“Banks need less funding (due to central bank lending programs and falling loan demand), while corporates are borrowing further out the yield curve,” says Shevlin. “Therefore treasurers need to be more cognisant of credit risk and diversification risk.”
Meanwhile, Shevlin says, volatility remains higher than it as previously – “so treasurers cannot be as reliant on selling securities to ensure liquidity. Better to improve cash forecasting and ladder maturities to meet liquidity requirements.”
Trends to watch in 2021
Where the year ahead is concerned, BofA’s Venkat highlights some key trends that are expected, including a preference for short-term or overnight investments due to the importance of maintaining higher liquidity levels as a buffer when cash flows are uncertain. He also predicts a reallocation from money market funds to other short-term investment products, “due to falling yield as well as increased focus on security and liquidity.”
When it comes to evaluating investments, he expects this will no longer be carried out through the metric of yield pick-up only. Instead, he says, it will be “a holistic proposition across available liquidity and real-time (or near real-time) access to funds, level of automation in placement and redemption, quality and frequency of reporting available (including new technologies like API) and market/counterparty risk exposures.”
Sun, meanwhile, predicts that as the interest rate environment remains challenging over the coming months, there will be a focus on innovation in terms of the types of solutions available. “We foresee that banks will develop and provide new ways for clients to invest that are aligned to sustainability and client ESG policies,” he says.
Navigating short-term investment challenges
For treasurers looking to manage their short-term investments effectively in APAC, there are some important considerations to bear in mind. As Shevlin notes, “While there are hopes that the global economy can normalise as vaccines are rolled out, this could take some time – meanwhile, second and third waves of the virus are causing additional challenges.”

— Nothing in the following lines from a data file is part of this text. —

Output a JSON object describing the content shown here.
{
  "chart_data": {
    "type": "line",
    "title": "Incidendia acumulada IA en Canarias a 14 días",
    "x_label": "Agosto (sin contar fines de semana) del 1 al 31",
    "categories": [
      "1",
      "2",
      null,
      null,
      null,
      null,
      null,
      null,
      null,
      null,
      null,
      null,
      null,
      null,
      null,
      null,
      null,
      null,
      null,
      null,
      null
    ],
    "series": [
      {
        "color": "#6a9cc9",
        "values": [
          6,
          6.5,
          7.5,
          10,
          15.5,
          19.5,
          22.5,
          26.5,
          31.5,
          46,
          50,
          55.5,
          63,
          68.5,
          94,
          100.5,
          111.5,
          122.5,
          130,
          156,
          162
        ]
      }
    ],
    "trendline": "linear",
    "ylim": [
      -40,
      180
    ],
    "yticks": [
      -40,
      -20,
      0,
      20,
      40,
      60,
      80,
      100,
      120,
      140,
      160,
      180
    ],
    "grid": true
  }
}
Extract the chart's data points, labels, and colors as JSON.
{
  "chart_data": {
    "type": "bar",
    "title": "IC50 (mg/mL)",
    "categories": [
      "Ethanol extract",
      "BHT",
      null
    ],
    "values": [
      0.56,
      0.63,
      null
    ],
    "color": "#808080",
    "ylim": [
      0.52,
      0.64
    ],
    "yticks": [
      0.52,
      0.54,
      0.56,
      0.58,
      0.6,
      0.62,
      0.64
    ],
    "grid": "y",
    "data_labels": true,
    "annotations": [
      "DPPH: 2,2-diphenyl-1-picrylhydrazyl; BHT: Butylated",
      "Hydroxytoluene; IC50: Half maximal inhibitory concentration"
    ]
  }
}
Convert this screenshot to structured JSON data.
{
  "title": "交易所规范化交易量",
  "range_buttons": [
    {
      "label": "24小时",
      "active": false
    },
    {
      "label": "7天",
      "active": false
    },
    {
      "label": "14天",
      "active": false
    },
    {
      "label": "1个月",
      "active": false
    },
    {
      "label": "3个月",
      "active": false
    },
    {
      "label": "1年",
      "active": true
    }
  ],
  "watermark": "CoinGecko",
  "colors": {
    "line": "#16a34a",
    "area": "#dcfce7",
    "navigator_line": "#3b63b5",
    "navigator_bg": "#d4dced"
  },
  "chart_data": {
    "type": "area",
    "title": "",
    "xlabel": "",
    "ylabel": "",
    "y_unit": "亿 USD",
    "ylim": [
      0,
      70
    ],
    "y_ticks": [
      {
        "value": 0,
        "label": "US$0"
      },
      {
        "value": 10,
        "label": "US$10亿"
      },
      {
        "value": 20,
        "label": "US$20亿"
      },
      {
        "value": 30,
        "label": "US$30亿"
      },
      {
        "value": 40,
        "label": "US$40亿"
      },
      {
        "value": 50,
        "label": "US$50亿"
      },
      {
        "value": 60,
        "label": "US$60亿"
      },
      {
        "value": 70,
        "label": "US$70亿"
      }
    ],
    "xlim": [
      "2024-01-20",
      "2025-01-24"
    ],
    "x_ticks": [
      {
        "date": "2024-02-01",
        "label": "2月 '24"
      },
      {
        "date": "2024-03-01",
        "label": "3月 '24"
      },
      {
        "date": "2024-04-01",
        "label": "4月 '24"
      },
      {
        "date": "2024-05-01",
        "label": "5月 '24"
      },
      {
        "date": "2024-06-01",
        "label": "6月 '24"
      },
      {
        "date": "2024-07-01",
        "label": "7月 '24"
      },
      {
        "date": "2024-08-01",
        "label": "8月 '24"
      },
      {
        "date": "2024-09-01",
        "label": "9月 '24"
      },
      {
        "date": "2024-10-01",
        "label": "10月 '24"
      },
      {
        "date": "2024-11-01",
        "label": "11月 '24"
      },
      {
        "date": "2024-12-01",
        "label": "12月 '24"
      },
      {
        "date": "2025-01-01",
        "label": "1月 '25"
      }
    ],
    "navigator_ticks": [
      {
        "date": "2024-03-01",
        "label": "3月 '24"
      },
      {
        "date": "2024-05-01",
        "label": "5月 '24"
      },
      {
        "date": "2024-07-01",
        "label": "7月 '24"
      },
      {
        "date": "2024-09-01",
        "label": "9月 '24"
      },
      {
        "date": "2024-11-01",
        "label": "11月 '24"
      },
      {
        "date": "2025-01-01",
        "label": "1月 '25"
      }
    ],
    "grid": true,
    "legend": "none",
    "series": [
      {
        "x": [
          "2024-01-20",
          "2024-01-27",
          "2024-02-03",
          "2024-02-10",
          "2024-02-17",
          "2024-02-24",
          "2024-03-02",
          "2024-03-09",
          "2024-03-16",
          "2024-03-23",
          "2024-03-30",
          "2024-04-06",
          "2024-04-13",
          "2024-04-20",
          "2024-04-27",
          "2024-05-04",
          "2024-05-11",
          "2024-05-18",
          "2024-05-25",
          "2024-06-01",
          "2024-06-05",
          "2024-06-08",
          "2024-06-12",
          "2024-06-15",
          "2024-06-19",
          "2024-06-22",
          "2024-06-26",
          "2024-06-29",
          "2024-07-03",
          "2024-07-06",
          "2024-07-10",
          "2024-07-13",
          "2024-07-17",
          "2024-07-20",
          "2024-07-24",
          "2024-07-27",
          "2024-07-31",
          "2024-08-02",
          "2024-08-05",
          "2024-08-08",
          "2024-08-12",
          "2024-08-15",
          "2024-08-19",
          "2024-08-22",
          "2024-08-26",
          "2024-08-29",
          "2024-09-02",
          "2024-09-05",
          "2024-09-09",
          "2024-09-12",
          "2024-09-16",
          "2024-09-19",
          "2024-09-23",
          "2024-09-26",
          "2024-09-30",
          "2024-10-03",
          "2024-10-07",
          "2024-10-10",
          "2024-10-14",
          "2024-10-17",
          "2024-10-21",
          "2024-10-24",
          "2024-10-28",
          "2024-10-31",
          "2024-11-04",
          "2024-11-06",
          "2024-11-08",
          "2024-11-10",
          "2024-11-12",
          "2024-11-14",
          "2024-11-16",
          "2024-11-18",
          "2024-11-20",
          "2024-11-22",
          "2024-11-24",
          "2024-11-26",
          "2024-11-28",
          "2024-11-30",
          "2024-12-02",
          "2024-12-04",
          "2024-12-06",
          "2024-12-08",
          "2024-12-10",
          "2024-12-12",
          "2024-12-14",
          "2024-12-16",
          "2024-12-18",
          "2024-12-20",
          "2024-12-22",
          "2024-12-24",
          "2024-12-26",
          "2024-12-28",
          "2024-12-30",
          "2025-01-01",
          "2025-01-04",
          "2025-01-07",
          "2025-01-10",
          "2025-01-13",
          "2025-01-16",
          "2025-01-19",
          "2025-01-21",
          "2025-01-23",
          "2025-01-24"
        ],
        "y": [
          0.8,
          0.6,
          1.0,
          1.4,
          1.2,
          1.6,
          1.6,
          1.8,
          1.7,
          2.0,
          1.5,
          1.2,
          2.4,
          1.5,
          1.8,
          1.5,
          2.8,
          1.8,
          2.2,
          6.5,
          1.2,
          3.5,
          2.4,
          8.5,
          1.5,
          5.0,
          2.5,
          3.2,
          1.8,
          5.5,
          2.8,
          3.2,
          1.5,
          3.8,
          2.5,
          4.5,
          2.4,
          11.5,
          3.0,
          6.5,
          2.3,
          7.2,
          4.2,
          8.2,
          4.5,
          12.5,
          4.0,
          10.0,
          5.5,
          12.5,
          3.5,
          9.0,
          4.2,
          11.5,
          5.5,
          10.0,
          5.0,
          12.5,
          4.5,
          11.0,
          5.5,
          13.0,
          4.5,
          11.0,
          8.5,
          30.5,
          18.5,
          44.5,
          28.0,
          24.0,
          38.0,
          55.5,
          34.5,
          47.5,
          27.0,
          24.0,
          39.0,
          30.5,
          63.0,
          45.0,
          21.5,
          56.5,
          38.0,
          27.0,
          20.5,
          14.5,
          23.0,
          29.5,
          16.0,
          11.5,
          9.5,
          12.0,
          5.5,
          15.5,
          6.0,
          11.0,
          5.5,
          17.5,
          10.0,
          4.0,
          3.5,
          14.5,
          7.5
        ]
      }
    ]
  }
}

In this uncertain climate, the focus for treasurers, as always, will be on balancing the need to preserve capital against their liquidity and yield requirements. At the same time, treasurers will need to ensure that their investment policies remain up-to-date and suited to their companies’ specific needs.
As Shevlin explains, “A well-written policy provides clarity, instils discipline, and allows the organisation to successfully navigate shifting markets, changing regulations and evolving business needs. Treasurers should also be defining short term investment objectives and the strategies for achieving them. In the post-COVID-19 world this can help establish acceptable levels of risk, identify permissible investments and detail relevant constraints.”
He also points out that segmenting cash allows organisations to optimise their investment choices by ensuring they have enough liquid cash available to meet their daily needs, while avoiding the opportunity costs associated with very high levels of liquidity and protecting the principal. “This is achieved by diversifying across different types of cash investment, depending on their level of liquidity, volatility and diversification,” he says.
In the year ahead, Venkat notes that treasurers should be cognisant of the need to build flexibility into their liquidity plans when weighing different short-term investment options. Meanwhile, he notes that there continues to be uncertainty around the direction of interest rates and inflationary trends, both regionally and globally. “While planning their investment policies and options, a key consideration should be risk diversification,” he says, adding that better rated banks and instruments will be under greater focus as treasurers decide how to invest their surplus cash.
Last but not least, he warns that treasurers should be prepared for the prospect of a negative interest rate environment as central banks around the world work to prevent a long-lasting recession. “The one compelling factor playing on the minds of the corporate treasurers is the likelihood of negative interest rates,” he comments. “Treasuries need to have a robust strategy and plan in place on how they will manage the investment of such currencies when interest rates turn negative, mainly US dollar.”